Tekrarlarını da izlediğimiz diziler gibi bazen hayat. Arkasından ne geleceğini, kahramanın hangi repliği söyleyeceğini, sonunda ne olacağını bilmek ve yine de izlemek gibi.
Neden mi? Bazen can sıkıntısı, bazen de doyamama. Nedenlerin sonucu değiştirmediği eminim ki daha birçok konu mevcuttur.

Aslında, bütün sevmeler arızalı. Sevişmeler sıradan. Bugünlerde bütün konuşmalar içte kalanları kusmak, temizlemek için.
Geç kalışların hüznü bütün makamlarda aynı. Kaçırdığın tren son değil; ama yerine geçebilecek  bir başka sefer yok.
Yürüyen bir at, koşan bir attan her zaman daha iyi.
Yaşasın! bilinmezliğin korkusundaki o iç huzur.

9 Aralık 2014 Salı

Yerim Çok Dar

Küçük bir hikayede yer almak için büyük şeyler yaşamak gerektiğini kim söyledi bize bilmiyorum.
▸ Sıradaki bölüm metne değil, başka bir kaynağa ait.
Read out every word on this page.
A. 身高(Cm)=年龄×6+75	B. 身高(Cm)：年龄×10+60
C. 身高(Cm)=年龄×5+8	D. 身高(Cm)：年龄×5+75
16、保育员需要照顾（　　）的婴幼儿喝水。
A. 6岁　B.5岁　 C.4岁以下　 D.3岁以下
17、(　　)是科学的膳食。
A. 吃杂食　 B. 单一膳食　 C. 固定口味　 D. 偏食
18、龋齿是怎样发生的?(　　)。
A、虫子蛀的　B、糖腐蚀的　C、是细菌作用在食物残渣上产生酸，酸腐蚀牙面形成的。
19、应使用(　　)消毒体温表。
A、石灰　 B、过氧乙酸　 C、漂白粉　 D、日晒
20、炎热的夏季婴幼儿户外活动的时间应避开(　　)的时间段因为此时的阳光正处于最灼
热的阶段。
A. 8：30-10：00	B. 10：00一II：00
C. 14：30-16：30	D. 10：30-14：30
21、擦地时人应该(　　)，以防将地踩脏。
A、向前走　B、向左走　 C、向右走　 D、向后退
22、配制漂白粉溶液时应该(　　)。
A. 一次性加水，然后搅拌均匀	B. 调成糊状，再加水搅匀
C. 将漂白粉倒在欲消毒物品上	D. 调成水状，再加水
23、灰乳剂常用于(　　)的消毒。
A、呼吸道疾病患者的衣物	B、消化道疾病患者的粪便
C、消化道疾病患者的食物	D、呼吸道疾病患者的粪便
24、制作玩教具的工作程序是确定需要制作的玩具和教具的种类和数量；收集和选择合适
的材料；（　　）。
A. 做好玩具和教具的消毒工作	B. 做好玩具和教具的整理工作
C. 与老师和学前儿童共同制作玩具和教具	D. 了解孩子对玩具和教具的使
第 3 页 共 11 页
Bildiğim çok az şey... Bildiğim aslında pek bir şey yok. Amaçlar falan... Bunlardan bahsedip daha da sıkmak değil kendimi. Ama bir şeyler hep yarım, bir şeyler hep fazla yarım. Nasıl buluyorum? Çok ötede. Kalan şeyler. Ama ne kalan şeylerden bahsetme zamanı ne de eksikleri yüze vurmak için biraz daha, zaman kaybı. Kayıp listesini bir kutuya dolduralım. Sonra da suya bırakalım.Ama şimdi buraya pek ince bir müzik koyalım acizlik veren sebebiyetleri bir kenara koymadan.


Ben biraz saçmalarım söylemem gereken şeylerin sırasını hep şaşırır, yanlış zamanda yanlış yerde olurum. Bu yüzden söz konusu dekorda fazla sıradan dururum. Bu göze batmama sebebiyet verir. Aynı nedenden kimse benim farkıma varmaz, kimse için de tehlike arz etmem. Birçok şeyin farkında olduğum gibi birçok şeyi de ruhum duymaz. Bu yüzden zeki miyim aptal mı henüz bir fikir sahibi değilim.

Kendimden yola çıkıp insanları anlamaya çalışmak gibi bir huyum vardır ve bunda son on yıldır başarılıyım. Aslında bu beni sinirlendirir.  Anlamak pek zahmetli ve sıkıcı bir şeydir. Sinir bozucu olduğunu yukarıda belirtmiştim. Bu konuya bir daha dönmenin yersiz olduğunu düşündüğüm için es geçiyorum.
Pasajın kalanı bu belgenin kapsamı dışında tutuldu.